The samples reporting “resmgr:cpu quantum” are a clue: the machine is overloaded; it’s trying to use far more CPU time than is available. As a result a process that gets pushed off the CPU by the operating system scheduler while it’s running can spend a long time in the run queue waiting to start running again. And if it’s an Oracle process that got pre-empted it doesn’t “know” that it’s not running, it didn’t put itself into a wait state so all it “knows” is that it’s not in a wait state.

So how do ASH and v$sql differ ? The code that derives the cpu_time for v$sql issues a call to the O/S asking “how much CPU have I used”. The code that takes an ASH sample says: “is this session active, if so is it in a wait state and if it’s not in a wait state then it’s either on the CPU or in the run queue waiting for the CPU”. So when we compare v$sql with ASH the difference in CPU is (statistically speaking) time spent in the run queue. So of our 447 seconds of CPU recorded by ASH, we spent 161 seconds in the CPU run queue waiting for CPU.

We still have to account for the difference between the 7 CPU seconds on a test system and the variation between 119 CPU seconds and 415 CPU seconds in optimisation on production.
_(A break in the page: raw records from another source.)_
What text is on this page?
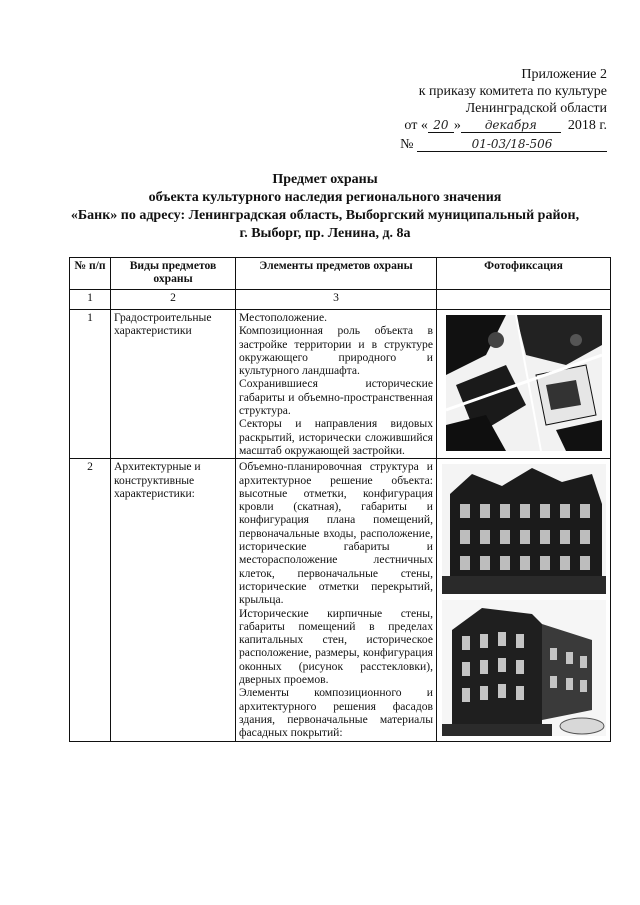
Приложение 2
к приказу комитета по культуре
Ленинградской области
от « 20 » декабря 2018 г.
№	01-03/18-506
Предмет охраны
объекта культурного наследия регионального значения
«Банк» по адресу: Ленинградская область, Выборгский муниципальный район,
г. Выборг, пр. Ленина, д. 8а
№ п/п	Виды предметов охраны	Элементы предметов охраны	Фотофиксация
1	2	3	
1	Градостроительные характеристики	Местоположение.

Композиционная роль объекта в застройке территории и в структуре окружающего природного и культурного ландшафта.

Сохранившиеся исторические габариты и объемно-пространственная структура.

Секторы и направления видовых раскрытий, исторически сложившийся масштаб окружающей застройки.

2	Архитектурные и конструктивные характеристики:	Объемно-планировочная структура и архитектурное решение объекта: высотные отметки, конфигурация кровли (скатная), габариты и конфигурация плана помещений, первоначальные входы, расположение, исторические габариты и месторасположение лестничных клеток, первоначальные стены, исторические отметки перекрытий, крыльца.

Исторические кирпичные стены, габариты помещений в пределах капитальных стен, историческое расположение, размеры, конфигурация оконных (рисунок расстекловки), дверных проемов.

Элементы композиционного и архитектурного решения фасадов здания, первоначальные материалы фасадных покрытий:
In a word – concurrency. Apart from everything else going on at the time there were, in the worst case, 16 slightly different versions of the same statement being called at the same time (on a machine with 24 cores) – all 16 statement were competing violently for the same resources at the same time, and the escalating conflict as more session joined in produced an exponential growth in time spent competing for resources rather than doing the job. (I managed to demonstrate the effect quite nicely during the evening by limiting the batch to 4 concurrent executions – and got a typical parse time of 40 CPU seconds).

I’ve often warned people about the problems of concurrency and encouraged them to think about how much time is being spent in competition rather then doing the job; I think this is the most extreme case I’ve seen in a production system. Given how dramatic the variation is, I can’t help wondering if the problem has been exaggerated by some corner case of sessions spinning for mutexes or latches; perhaps even an error in the code that allows resource management to put a session into “resmgr:cpu quantum” while it’s holding a latch or mutex. (I wasn’t able to emulate such an extreme display of the problem on a slightly newer version of Oracle, but I was able to construct a test that demonstrated the effect with a much smaller wastage of CPU.)
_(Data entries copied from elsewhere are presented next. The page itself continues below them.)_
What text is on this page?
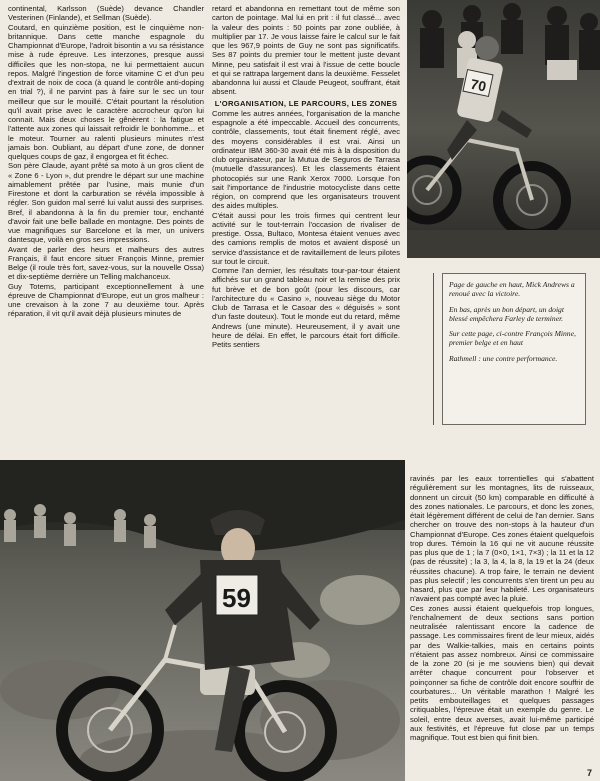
continental, Karlsson (Suède) devance Chandler Vesterinen (Finlande), et Sellman (Suède).

Coutard, en quinzième position, est le cinquième non-britannique. Dans cette manche espagnole du Championnat d'Europe, l'adroit bisontin a vu sa résistance mise à rude épreuve. Les interzones, presque aussi difficiles que les non-stopa, ne lui permettaient aucun repos. Malgré l'ingestion de force vitamine C et d'un peu d'extrait de noix de coca (à quand le contrôle anti-doping en trial ?), il ne parvint pas à faire sur le sec un tour meilleur que sur le mouillé. C'était pourtant la résolution qu'il avait prise avec le caractère accrocheur qu'on lui connait. Mais deux choses le gênèrent : la fatigue et l'attente aux zones qui laissait refroidir le bonhomme... et le moteur. Tourner au ralenti plusieurs minutes n'est jamais bon. Oubliant, au départ d'une zone, de donner quelques coups de gaz, il engorgea et fit échec.

Son père Claude, ayant prêté sa moto à un gros client de « Zone 6 - Lyon », dut prendre le départ sur une machine aimablement prêtée par l'usine, mais munie d'un Firestone et dont la carburation se révéla impossible à régler. Son guidon mal serré lui valut aussi des surprises. Bref, il abandonna à la fin du premier tour, enchanté d'avoir fait une belle ballade en montagne. Des points de vue magnifiques sur Barcelone et la mer, un univers dantesque, voilà en gros ses impressions.

Avant de parler des heurs et malheurs des autres Français, il faut encore situer François Minne, premier Belge (il roule très fort, savez-vous, sur la nouvelle Ossa) et dix-septième derrière un Telling malchanceux.

Guy Totems, participant exceptionnellement à une épreuve de Championnat d'Europe, eut un gros malheur : une crevaison à la zone 7 au deuxième tour. Après réparation, il vit qu'il avait déjà plusieurs minutes de

retard et abandonna en remettant tout de même son carton de pointage. Mal lui en prit : il fut classé... avec la valeur des points : 50 points par zone oubliée, à multiplier par 17. Je vous laisse faire le calcul sur le fait que les 967,9 points de Guy ne sont pas significatifs. Ses 87 points du premier tour le mettent juste devant Minne, peu satisfait il est vrai à l'issue de cette boucle et qui se rattrapa largement dans la deuxième. Fesselet abandonna lui aussi et Claude Peugeot, souffrant, était absent.

L'ORGANISATION, LE PARCOURS, LES ZONES

Comme les autres années, l'organisation de la manche espagnole a été impeccable. Accueil des concurrents, contrôle, classements, tout était finement réglé, avec des moyens considérables il est vrai. Ainsi un ordinateur IBM 360-30 avait été mis à la disposition du club organisateur, par la Mutua de Seguros de Tarrasa (mutuelle d'assurances). Et les classements étaient photocopiés sur une Rank Xerox 7000. Lorsque l'on sait l'importance de l'industrie motocycliste dans cette région, on comprend que les organisateurs trouvent des aides multiples.

C'était aussi pour les trois firmes qui centrent leur activité sur le tout-terrain l'occasion de rivaliser de prestige. Ossa, Bultaco, Montesa étaient venues avec des camions remplis de motos et avaient disposé un service d'assistance et de ravitaillement de leurs pilotes sur tout le circuit.

Comme l'an dernier, les résultats tour-par-tour étaient affichés sur un grand tableau noir et la remise des prix fut brève et de bon goût (pour les discours, car l'architecture du « Casino », nouveau siège du Motor Club de Tarrasa et le Casoar des « déguisés » sont d'un faste douteux). Tout le monde eut du retard, même Andrews (une minute). Heureusement, il y avait une heure de délai. En effet, le parcours était fort difficile. Petits sentiers

70

Page de gauche en haut, Mick Andrews a renoué avec la victoire.

En bas, après un bon départ, un doigt blessé empêchera Farley de terminer.

Sur cette page, ci-contre François Minne, premier belge et en haut

Rathmell : une contre performance.

59

ravinés par les eaux torrentielles qui s'abattent régulièrement sur les montagnes, lits de ruisseaux, donnent un circuit (50 km) comparable en difficulté à des zones nationales. Le parcours, et donc les zones, était légèrement différent de celui de l'an dernier. Sans chercher on trouve des non-stops à la hauteur d'un Championnat d'Europe. Ces zones étaient quelquefois trop dures. Témoin la 16 qui ne vit aucune réussite pas plus que de 1 ; la 7 (0×0, 1×1, 7×3) ; la 11 et la 12 (pas de réussite) ; la 3, la 4, la 8, la 19 et la 24 (deux réussites chacune). A trop faire, le terrain ne devient pas plus selectif ; les concurrents s'en tirent un peu au hasard, plus que par leur habileté. Les organisateurs n'avaient pas compté avec la pluie.

Ces zones aussi étaient quelquefois trop longues, l'enchaînement de deux sections sans portion neutralisée ralentissant encore la cadence de passage. Les commissaires firent de leur mieux, aidés par des Walkie-talkies, mais en certains points n'étaient pas assez nombreux. Ainsi ce commissaire de la zone 20 (si je me souviens bien) qui devait arrêter chaque concurrent pour l'observer et poinçonner sa fiche de contrôle doit encore souffrir de courbatures... Un véritable marathon ! Malgré les petits embouteillages et quelques passages critiquables, l'épreuve était un exemple du genre. Le soleil, entre deux averses, avait lui-même participé aux festivités, et l'épreuve fut close par un temps magnifique. Tout est bien qui finit bien.

7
The solution (almost certainly): the statements are extremely similar, varying in just one predicate that is using a literal constant. It ought to be a relatively safe and simple change to make the query use a bind variable in that predicate. If the solution is adopted I’d expect to see the (once only) parse time on production drop back to about 7 seconds. Of course, if any other session tries to call the same statement at the same time it ought to end up reporting 7 seconds waiting on “cursor: pin S wait on X” before it starts executing – but that 7 seconds wait is a lot better than an extra 493 CPU seconds trying to optimise the “same” statement at the same time.

Footnote:

Running a minor variation on my ASH query to report the sql_plan_hash_value along with the sql_exec_id, I found that the “fix-up” code that updates older ASH rows with information that only becomes available later (e.g. plan_hash_value when optimising, or long time_waited values for a single wait event) only goes back 255 rows – so when I queried ASH for the statements that took 500 seconds to optimizer only 255 of the in_parse rows showed the final sql_plan_hash_value.